In 1999, the CDC identified tobacco control as one of the 10 greatest public health achievements of the 20th century. Among adults, smoking had dropped from 42.4 percent in 1965 to 24.7 percent at the start of the new millennium. It has dropped significantly since then, declining to 14 percent before the pandemic.

But something happened in 2020. Tobacco companies had projected that cigarette sales would continue to drop last year at the same rate they had for the previous five years, between 4 to 5 percent. But the companies had to revise their estimates to investors midyear, projecting only a 1 percent decline.

At the same time, calls to state hotlines for advice on quitting smoking took a dramatic drop in 2020, falling more than 25 percent from the previous year, 715,600 to 525,600.


It’s easy to see what’s going on here. It’s been a stressful 14 months, filled with disruptions and uncertainty.

In addition to worrying about their own health or the health of their family members, millions of Americans were out of work and many more had to cope with isolation, closed schools and other disruptions.

Researchers have documented increases in alcohol and tobacco consumption after natural disasters, like hurricanes and forest fires.

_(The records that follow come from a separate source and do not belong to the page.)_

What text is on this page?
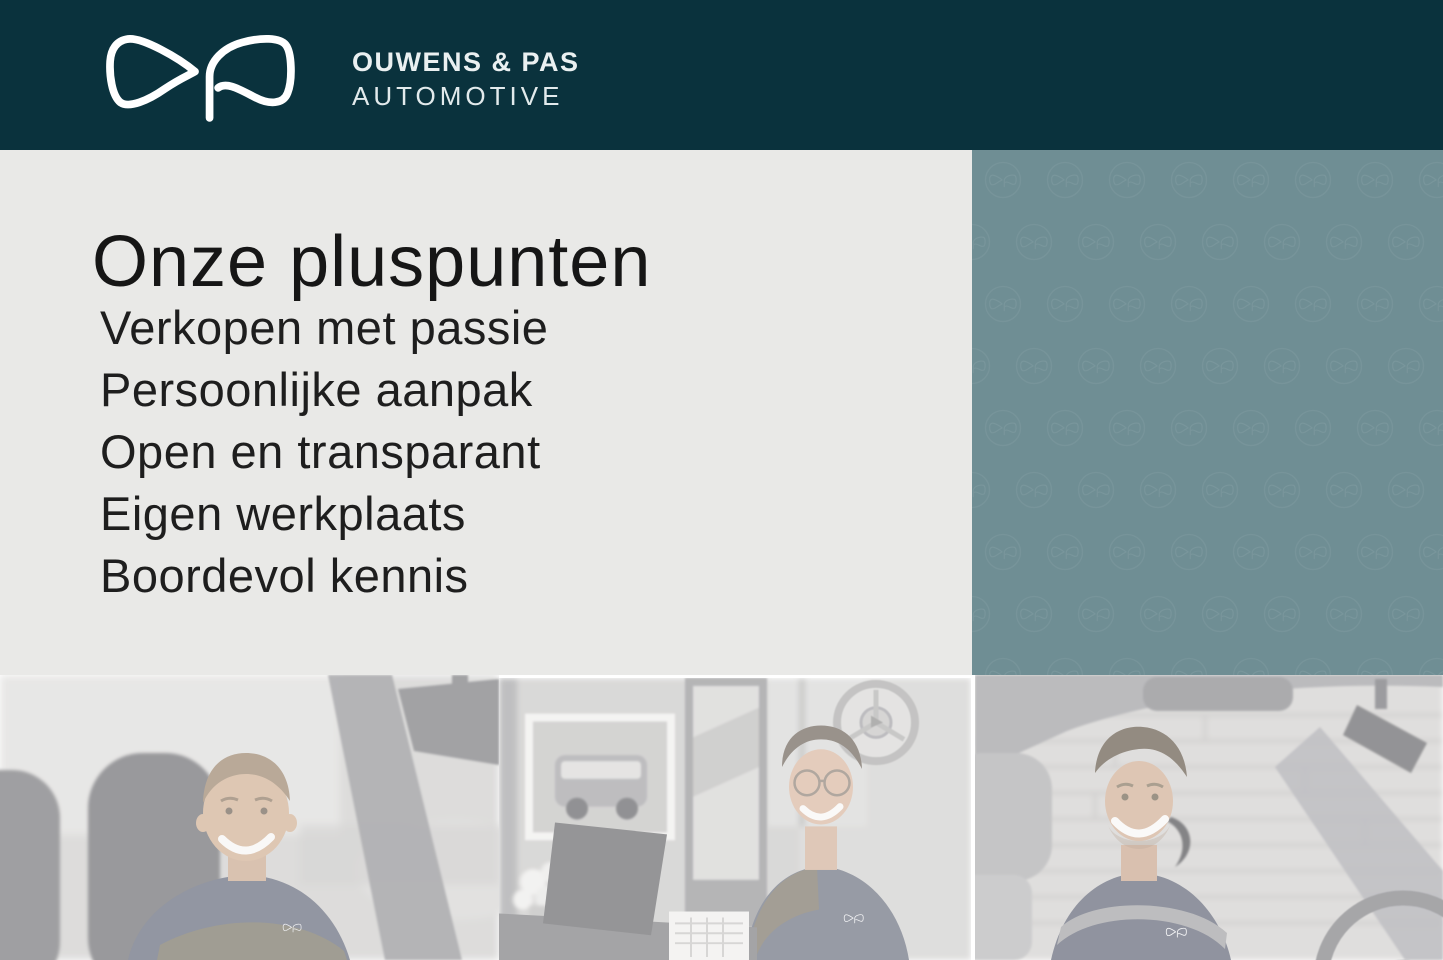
OUWENS & PAS
AUTOMOTIVE
Onze pluspunten
Verkopen met passie
Persoonlijke aanpak
Open en transparant
Eigen werkplaats
Boordevol kennis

But they have never studied a public health disaster that has lasted as long or affected as many people as the coronavirus pandemic, which is still spreading worldwide. There is no vaccine for stress, and once started, habitual use of highly addictive substances is hard to stop.

We have asked a lot of our public health agencies during this pandemic, but their work won’t end when the virus is under control.

If we are going to prevent the deaths that are sure to follow from increased binge drinking and cigarette smoking, it will take well-resourced public health departments committed to fighting these addictions – the same way they fought COVID.